- Track Roads, soupçons de favoritisme et séisme politique en vue
La Financial Crimes Commission (FCC) ne s’est pas rendue à Rodrigues pour faire du tourisme ni pour se prélasser à l’ombre des cocotiers. Son message est limpide : il s’agit de mettre de l’ordre dans un système gangrené par les soupçons de passe-droits, de népotisme et de favoritisme.En se saisissant du dossier explosif de la construction des « track roads », la FCC provoque un véritable électrochoc au sein de la classe politique de l’île autonome.

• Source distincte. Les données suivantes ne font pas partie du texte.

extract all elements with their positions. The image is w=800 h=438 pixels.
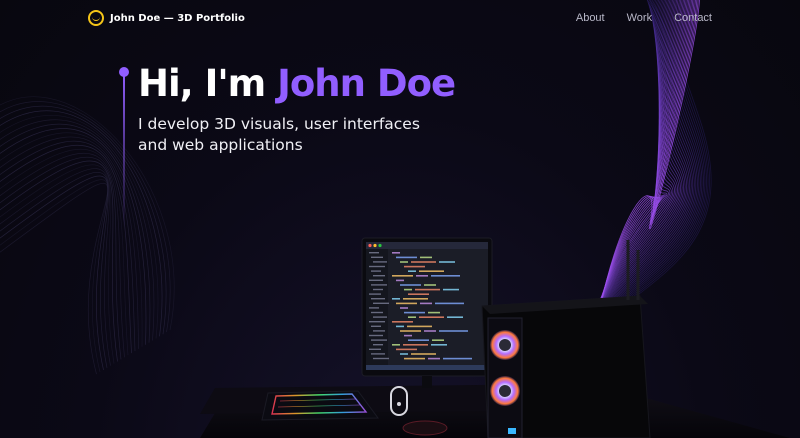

Derrière ce qui pourrait paraître comme un simple programme d’infrastructures se cache un enjeu social et politique majeur pour Rodrigues. Ces pistes en béton armé sont destinées à désenclaver des hameaux reculés et à permettre, notamment, l’accès des ambulances aux personnes âgées et vulnérables. Un projet vital pour certaines communautés, aujourd’hui au centre d’une enquête sensible.
Rs 27 millions, trois régions construites, de nombreuses zones d’ombre
Entre 2022 et 2023, une enveloppe globale de Rs 27 millions avait été allouée à la construction de track roads dans six régions de Rodrigues.Or, selon les premières informations recueillies, seules trois régions auraient effectivement bénéficié de ces infrastructures, pour un montant estimé à environ Rs 9 millions.Le reste des fonds, lui, soulève de nombreuses interrogations. La FCC a ouvert une enquête formelle afin de décortiquer les contrats attribués, les procédures suivies et les décisions prises dans l’octroi de ces travaux.
Grandcourt et Volbert entendus « under warning »
Lundi dernier, le Chef commissaire Franceau Aubrey Grandcourt ainsi que le Commissaire à la Santé Nicolas Volbert ont été entendus under warning par les enquêteurs de la FCC. L’un des points les plus sensibles concerne la construction de deux track roads. Selon les éléments examinés par la commission, l’une mènerait à la maison des parents de Nicolas Volbert, et l’autre à sa propre résidence, alors que ces infrastructures sont officiellement réservées aux personnes âgées dans le besoin et aux zones enclavées. Nicolas Volbert a déclaré ne pas être concerné par ce dossier.
Les enquêteurs, eux, ne partagent pas cette lecture.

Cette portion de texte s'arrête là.